Topic Modelling Early Middle English II

This is a follow-up to my earlier post on Topic Models and Spelling Variation: The Case of Early Middle English. There I discussed the challenges of generating topic models of texts with non-standardised spelling where topics did not merely correspond to texts. In any given model, differences in the spelling systems of two texts will cause the generated topics to be prominent in some texts and effectively non-existent in others, whereas other topics will be non-existent in the former and prominent in the latter. Topics are thus essentially orthographic patterns, rather than rhetorical discourses or indicators of subject matter. My initial experiments showed that some linguistic smoothing–admittedly,  a questionable form of textual deformance–can help address this problem, along with increasing the granularity of the model by breaking texts into small chunks. Chunk sizes of about 1000 words began to reveal the sorts of patterns I was looking for: cases where individual topics had high prominence in parts of more than one text. But I speculated that chunk sizes needed to be still smaller in order make these patterns more noticeable. A second reason for using smaller chunk sizes is that it becomes much easier to make the leap back from distant to close reading. 500 words corresponds to approximately 65 lines of poetry in Laȝamon’s Brut, the text I am primarily interested in, which makes it easy to eyeball the text and see if the topic words are concentrated in a small passage or distributed sporadically around the chunk.

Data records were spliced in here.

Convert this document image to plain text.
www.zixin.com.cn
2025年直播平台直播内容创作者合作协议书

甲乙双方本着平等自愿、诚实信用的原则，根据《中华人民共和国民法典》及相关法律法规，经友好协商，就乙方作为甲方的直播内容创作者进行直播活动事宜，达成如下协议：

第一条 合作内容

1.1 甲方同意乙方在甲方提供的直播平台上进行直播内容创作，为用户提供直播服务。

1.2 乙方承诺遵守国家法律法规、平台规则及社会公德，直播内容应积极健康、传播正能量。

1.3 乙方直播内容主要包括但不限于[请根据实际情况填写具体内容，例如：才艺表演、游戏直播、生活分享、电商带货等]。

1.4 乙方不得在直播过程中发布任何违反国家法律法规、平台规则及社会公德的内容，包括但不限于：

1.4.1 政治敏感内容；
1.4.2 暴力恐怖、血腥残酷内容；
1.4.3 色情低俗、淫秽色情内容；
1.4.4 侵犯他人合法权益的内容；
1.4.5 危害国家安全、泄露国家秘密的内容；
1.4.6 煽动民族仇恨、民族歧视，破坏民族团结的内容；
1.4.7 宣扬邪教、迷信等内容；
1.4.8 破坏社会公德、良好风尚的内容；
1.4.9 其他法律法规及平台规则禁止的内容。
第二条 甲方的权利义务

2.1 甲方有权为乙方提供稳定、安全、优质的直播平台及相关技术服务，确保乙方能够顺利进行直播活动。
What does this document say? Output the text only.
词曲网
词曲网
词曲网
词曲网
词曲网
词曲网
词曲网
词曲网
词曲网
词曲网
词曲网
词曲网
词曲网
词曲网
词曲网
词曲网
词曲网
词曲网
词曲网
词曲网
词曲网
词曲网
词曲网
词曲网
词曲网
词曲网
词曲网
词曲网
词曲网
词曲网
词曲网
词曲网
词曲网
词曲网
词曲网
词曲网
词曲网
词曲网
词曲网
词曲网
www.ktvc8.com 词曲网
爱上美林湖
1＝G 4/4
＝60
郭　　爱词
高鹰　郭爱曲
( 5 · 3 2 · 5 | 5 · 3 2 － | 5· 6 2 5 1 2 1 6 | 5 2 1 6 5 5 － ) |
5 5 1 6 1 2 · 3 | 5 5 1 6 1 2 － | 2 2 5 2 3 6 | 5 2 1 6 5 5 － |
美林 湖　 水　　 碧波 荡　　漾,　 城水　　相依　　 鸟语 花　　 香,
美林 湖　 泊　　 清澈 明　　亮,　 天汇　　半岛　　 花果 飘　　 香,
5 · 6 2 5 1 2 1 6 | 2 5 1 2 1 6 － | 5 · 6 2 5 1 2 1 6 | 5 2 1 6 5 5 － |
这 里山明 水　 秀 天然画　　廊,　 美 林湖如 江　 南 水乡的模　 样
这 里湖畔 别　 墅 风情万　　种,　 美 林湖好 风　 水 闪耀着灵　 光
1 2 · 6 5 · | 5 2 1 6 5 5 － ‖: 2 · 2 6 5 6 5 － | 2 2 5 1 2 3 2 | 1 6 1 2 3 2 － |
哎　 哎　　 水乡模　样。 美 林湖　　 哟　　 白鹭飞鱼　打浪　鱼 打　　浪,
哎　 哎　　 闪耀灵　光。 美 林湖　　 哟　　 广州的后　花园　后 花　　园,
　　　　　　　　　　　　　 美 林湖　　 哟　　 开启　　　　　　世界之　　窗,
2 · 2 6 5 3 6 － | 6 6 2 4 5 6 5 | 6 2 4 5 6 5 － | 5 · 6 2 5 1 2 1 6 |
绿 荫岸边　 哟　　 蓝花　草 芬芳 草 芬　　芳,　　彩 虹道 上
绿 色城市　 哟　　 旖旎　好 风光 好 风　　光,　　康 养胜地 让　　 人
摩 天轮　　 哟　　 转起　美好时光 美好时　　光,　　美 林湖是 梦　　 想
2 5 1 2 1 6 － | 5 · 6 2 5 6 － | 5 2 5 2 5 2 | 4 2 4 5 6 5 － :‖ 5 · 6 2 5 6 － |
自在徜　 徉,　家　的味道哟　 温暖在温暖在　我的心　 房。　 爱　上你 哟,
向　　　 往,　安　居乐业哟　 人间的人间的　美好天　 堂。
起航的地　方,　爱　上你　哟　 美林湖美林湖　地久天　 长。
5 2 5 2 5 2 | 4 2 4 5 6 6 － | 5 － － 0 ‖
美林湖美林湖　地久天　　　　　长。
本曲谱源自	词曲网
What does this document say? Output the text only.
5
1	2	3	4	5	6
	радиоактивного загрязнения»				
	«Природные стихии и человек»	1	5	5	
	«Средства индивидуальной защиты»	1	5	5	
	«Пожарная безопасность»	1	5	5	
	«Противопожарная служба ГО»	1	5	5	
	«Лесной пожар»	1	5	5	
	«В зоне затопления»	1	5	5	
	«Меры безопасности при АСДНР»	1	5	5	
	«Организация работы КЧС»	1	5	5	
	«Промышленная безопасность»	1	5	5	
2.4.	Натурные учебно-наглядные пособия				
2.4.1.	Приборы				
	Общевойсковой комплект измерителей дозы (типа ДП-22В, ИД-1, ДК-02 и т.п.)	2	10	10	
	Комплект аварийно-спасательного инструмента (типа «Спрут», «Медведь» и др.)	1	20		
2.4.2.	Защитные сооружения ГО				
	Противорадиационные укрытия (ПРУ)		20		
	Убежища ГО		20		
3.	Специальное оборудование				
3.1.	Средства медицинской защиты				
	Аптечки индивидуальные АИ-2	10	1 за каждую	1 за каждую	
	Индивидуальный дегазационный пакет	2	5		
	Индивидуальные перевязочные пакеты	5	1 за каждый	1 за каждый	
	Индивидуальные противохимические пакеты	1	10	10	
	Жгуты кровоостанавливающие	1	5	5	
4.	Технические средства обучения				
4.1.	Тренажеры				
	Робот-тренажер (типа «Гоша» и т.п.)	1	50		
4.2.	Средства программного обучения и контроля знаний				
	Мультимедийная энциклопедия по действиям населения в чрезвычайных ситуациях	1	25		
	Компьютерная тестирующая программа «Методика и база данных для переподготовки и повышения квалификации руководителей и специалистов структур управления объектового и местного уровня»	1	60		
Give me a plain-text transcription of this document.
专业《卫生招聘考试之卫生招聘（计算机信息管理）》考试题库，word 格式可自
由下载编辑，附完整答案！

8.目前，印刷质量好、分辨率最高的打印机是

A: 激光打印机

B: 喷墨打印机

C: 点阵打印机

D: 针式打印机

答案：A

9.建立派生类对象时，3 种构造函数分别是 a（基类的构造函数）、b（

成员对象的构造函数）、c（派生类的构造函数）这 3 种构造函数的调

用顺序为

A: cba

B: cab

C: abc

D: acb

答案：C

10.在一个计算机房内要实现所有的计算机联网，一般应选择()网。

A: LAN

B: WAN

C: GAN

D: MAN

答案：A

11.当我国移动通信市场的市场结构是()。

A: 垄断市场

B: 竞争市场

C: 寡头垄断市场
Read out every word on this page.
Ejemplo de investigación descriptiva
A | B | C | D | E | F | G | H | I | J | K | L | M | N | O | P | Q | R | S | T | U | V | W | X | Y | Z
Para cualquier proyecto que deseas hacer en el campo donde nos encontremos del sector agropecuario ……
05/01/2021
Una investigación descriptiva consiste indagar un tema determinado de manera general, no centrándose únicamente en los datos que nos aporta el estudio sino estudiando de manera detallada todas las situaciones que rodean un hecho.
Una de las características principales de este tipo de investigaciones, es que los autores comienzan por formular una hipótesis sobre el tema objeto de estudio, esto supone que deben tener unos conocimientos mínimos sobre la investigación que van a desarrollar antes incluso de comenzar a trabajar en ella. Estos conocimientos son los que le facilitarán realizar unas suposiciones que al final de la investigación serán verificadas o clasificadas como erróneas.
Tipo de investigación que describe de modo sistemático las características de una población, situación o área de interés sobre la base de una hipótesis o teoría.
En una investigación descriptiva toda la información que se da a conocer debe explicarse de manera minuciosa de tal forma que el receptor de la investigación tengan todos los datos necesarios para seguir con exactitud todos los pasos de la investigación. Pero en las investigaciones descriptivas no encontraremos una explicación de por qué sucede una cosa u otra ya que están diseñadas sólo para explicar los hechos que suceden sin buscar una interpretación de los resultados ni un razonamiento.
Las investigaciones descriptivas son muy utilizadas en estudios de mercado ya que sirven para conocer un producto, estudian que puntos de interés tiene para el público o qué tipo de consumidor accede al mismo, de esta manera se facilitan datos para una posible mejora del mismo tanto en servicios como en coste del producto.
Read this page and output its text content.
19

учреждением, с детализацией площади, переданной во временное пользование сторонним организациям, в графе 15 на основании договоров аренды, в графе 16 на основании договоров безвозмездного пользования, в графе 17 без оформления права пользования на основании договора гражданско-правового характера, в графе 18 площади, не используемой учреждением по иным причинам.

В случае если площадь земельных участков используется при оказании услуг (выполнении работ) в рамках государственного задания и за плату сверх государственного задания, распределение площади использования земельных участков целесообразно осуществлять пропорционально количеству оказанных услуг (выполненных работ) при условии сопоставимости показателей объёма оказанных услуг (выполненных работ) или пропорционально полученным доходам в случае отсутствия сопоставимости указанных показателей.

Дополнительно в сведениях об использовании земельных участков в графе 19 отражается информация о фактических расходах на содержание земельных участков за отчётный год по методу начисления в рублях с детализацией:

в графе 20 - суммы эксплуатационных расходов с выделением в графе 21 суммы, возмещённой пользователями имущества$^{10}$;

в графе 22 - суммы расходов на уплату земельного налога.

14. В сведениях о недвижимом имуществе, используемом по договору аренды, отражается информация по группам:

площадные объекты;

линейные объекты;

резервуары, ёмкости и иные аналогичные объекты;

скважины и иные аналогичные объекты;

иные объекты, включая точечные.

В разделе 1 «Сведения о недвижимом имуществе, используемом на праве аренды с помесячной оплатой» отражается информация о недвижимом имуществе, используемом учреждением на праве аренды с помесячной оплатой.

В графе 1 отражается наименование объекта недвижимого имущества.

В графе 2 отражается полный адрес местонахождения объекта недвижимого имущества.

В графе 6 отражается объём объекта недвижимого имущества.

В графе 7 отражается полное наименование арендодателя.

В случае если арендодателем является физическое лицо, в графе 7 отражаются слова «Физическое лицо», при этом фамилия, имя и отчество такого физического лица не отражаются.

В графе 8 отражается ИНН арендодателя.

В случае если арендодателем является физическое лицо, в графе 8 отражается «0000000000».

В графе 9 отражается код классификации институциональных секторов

I’ve now had a chance to run a topic model of my Early Middle English corpus chunked to in 500 words. I’ve only run a 20-topic version so far, but I’m happy to say that the increased granularity does continue to reveal individual topic prominence in multiple texts that are not necessarily similar in their orthography. There’s a lot in the model that seems of interest to the study of the texts used to generate it, but only one topic that seems to provide direct insight for the questions I am asking about Laȝamon’s Brut.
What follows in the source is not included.